PAN ARCHITECTURE has delivered a modular extension to Marseille’s Architecture School. By offering evolving work space, the project has drawn on an effective industrialized construction process as an answer to considerable regulatory and budgetary constraints. Turned towards seeking programmatic and technical simplification, and a rationalization of architectural choices, PAN Architecture has used this project to demonstrate its ability to instill strong architectural ambition into a very constrictive setting.
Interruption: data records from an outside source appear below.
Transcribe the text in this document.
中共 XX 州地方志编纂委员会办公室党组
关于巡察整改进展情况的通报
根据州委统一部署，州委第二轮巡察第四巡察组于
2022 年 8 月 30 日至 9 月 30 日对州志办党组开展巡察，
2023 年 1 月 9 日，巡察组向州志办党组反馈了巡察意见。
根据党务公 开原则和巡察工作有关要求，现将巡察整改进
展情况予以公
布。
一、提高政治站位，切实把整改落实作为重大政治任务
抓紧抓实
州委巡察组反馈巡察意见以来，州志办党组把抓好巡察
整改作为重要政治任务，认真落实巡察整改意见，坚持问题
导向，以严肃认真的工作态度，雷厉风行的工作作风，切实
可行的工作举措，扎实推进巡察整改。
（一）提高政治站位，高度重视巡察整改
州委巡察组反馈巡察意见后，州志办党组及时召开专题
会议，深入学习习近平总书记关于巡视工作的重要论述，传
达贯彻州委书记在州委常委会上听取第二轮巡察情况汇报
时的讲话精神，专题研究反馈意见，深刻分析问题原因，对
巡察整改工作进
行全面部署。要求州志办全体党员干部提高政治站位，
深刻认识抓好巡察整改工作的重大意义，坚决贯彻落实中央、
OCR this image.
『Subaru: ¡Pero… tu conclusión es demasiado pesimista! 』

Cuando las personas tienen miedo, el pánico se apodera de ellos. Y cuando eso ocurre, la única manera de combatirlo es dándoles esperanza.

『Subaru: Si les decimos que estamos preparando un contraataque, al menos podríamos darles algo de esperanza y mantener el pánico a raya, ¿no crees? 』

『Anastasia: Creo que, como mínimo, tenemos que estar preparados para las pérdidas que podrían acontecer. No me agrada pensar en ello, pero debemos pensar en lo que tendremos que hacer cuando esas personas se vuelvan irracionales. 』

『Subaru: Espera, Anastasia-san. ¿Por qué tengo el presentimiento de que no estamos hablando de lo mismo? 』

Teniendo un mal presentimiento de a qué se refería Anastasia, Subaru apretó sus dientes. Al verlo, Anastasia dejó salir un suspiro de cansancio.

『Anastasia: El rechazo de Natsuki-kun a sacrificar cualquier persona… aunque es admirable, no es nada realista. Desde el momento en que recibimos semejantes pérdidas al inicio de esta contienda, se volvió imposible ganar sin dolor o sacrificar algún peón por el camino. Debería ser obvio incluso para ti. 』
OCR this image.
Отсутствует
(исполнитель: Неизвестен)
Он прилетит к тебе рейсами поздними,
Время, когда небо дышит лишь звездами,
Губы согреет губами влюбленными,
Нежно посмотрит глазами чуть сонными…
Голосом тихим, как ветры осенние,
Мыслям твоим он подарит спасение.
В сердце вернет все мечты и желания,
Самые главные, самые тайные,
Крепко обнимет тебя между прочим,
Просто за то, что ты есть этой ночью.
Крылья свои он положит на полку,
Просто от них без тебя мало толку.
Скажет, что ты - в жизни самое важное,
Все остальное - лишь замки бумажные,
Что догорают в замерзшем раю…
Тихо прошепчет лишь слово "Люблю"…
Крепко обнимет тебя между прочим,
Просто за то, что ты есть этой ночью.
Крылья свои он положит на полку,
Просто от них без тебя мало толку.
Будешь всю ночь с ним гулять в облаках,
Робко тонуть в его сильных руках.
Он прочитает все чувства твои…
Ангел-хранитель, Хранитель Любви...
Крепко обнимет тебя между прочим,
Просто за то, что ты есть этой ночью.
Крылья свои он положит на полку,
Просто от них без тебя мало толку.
Building one of its first building in an architectural school is a risky business, especially when its architects were sitting on its benches just a few years previously. It was a matter of doing a prefab, temporary and inexpensive building in a process of design and realization. How could it be made more than just a plain, prefabricated bungalow? How could it find a place in the architectural whole of the ENSA-M? What architectural values could be given to this building to be worthy of welcoming architecture students? Behind these questions lay the heavy technical and regulatory issues due to the site's very strict regulations (in a high-risk fire zone, a venue subject to the ABF codes, its location next to the Parc National des Calanques, etc.) that made it almost impossible to build a light industrial building at €1,200 per sq. m.
«This work on matter connected to the treatment of the surroundings highlights the ordinary architectural construction process made of industrialized modules at the expense of preconceived and standardized generic modular architecture. We feel that the architectural interest lies in the educational nature of this small
building that exists because of its simplicity, a demand for detail and the veracity of its materials.»